Férez ladeó la cabeza como mostrando que no le creía.
—¿Qué es eso? —preguntó el fiero sargento señalando el brazo del recién llegado—. ¿Te han herido?
—Sí, un tiro que me rozó.
—¿Ves aquella cabaña del fondo? Es un hospitalillo. Ve y que te curen eso, igual tienen que suturarte. Con este frío las heridas se gangrenan con facilidad. Cuando te hayan curado te vas allí, a aquella trinchera de abajo.
Cuando Javier ya comenzaba a andar el sargento añadió:
—Por cierto, Aranda, es la segunda vez que te veo merodear entre líneas, ándate con cuidado.
Y dicho esto, señaló sus amenazadores ojos, que asomaban bajo el pasamontañas, con el índice y el corazón para luego apuntar con el dedo enhiesto a Javier como diciendo: «Te estaré vigilando». Era obvio que aquel tipo estaba allí para seguir sus pasos.
El excombatiente republicano se encaminó a la isba que le habían dicho comprobando que el panorama era desolador. Aquí y allá ardían varias cabañas que estaban ya reducidas a simples ruinas, se oía de vez en cuando ladrar una ametralladora y cuando menos se esperaba caía un morterazo o un obús del 14,5. Los hombres parecían espectros, sucios, barbudos y abrigados hasta las cejas para defenderse de aquel horrible frío que no parecía afectar tanto a los prisioneros, que se afanaban cavando trincheras en el helado suelo o acarreando heridos de aquí para allá.

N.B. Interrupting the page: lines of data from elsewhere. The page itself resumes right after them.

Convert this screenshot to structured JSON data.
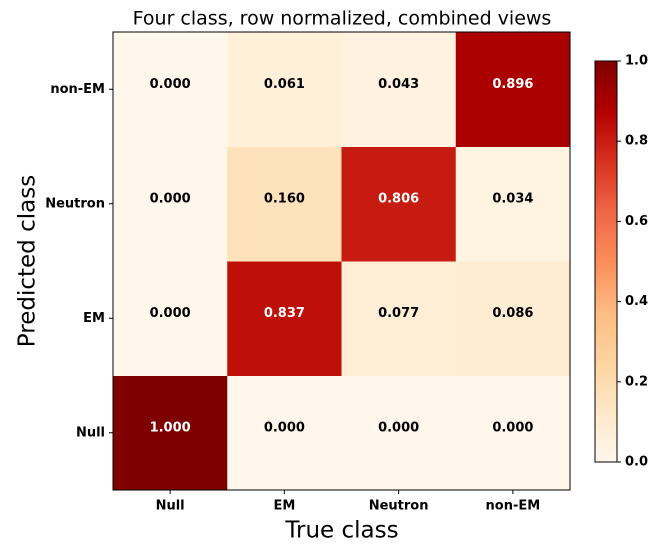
{
  "chart_data": {
    "type": "heatmap",
    "title": "Four class, row normalized, combined views",
    "xlabel": "True class",
    "ylabel": "Predicted class",
    "x_categories": [
      "Null",
      "EM",
      "Neutron",
      "non-EM"
    ],
    "y_categories": [
      "Null",
      "EM",
      "Neutron",
      "non-EM"
    ],
    "values": [
      [
        1.0,
        0.0,
        0.0,
        0.0
      ],
      [
        0.0,
        0.837,
        0.077,
        0.086
      ],
      [
        0.0,
        0.16,
        0.806,
        0.034
      ],
      [
        0.0,
        0.061,
        0.043,
        0.896
      ]
    ],
    "value_labels": [
      [
        "1.000",
        "0.000",
        "0.000",
        "0.000"
      ],
      [
        "0.000",
        "0.837",
        "0.077",
        "0.086"
      ],
      [
        "0.000",
        "0.160",
        "0.806",
        "0.034"
      ],
      [
        "0.000",
        "0.061",
        "0.043",
        "0.896"
      ]
    ],
    "colormap": [
      "#fff7ec",
      "#fee8c8",
      "#fdd49e",
      "#fdbb84",
      "#fc8d59",
      "#ef6548",
      "#d7301f",
      "#b30000",
      "#7f0000"
    ],
    "colorbar_lim": [
      0,
      1
    ],
    "colorbar_ticks": [
      {
        "value": 0,
        "label": "0.0"
      },
      0.2,
      0.4,
      0.6,
      0.8,
      {
        "value": 1,
        "label": "1.0"
      }
    ]
  }
}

Eso fue lo que más impresionó a Javier, el elevado número de hombres heridos en aquel infierno que esperaban apoyados en las paredes del hospitalillo para ser evacuados. A pesar de que todos llevaban aparatosos vendajes, costras de sangre y parecían exhaustos, ni se quejaban. Cuando entró en el hospitalillo, un cabo sanitario le hizo sentarse en una silla en el sótano para aguardar su turno, dado que su herida era leve. Allí aguardaban tumbados en camillas, en balas de heno, tirados por el suelo, los heridos más graves. Vio caras de muerto, rostros céreos, ojos vidriosos y gélidos. Los cirujanos no paraban de suturar, retirar costurones de carne, cauterizar… Salió a tomar un poco el aire.
En la parte de atrás de la cabaña había un huerto. Bueno, lo que había sido un huerto. Había más de cien cruces. Junto a la valla, se acumulaban los cuerpos de los caídos en las últimas horas. No había habido tiempo para darles sepultura pues el enemigo no paraba de atacar oleada tras oleada.
Aquella cincuentena de cuerpos, amontonados unos encima de otros, se asemejaban a una macabra pira humana, una montaña de cuerpos verdeazulados, congelados en un rictus horrible y tenso que habría de durar para siempre. Al menos así no hedían. Pensó en sus madres, en sus hermanas. ¿Acaso sospecharían cómo habían terminado sus hombres?
Volvió a entrar en el hospitalillo. Se sentó junto al fuego y miró un bello icono colgado en la pared de madera. Un nuevo bombardeo hizo temblar el suelo. Se oían los alaridos de los rusos cargando. Alguna que otra explosión hacía caer el polvo y algunos fragmentos de yeso del techo de la isba.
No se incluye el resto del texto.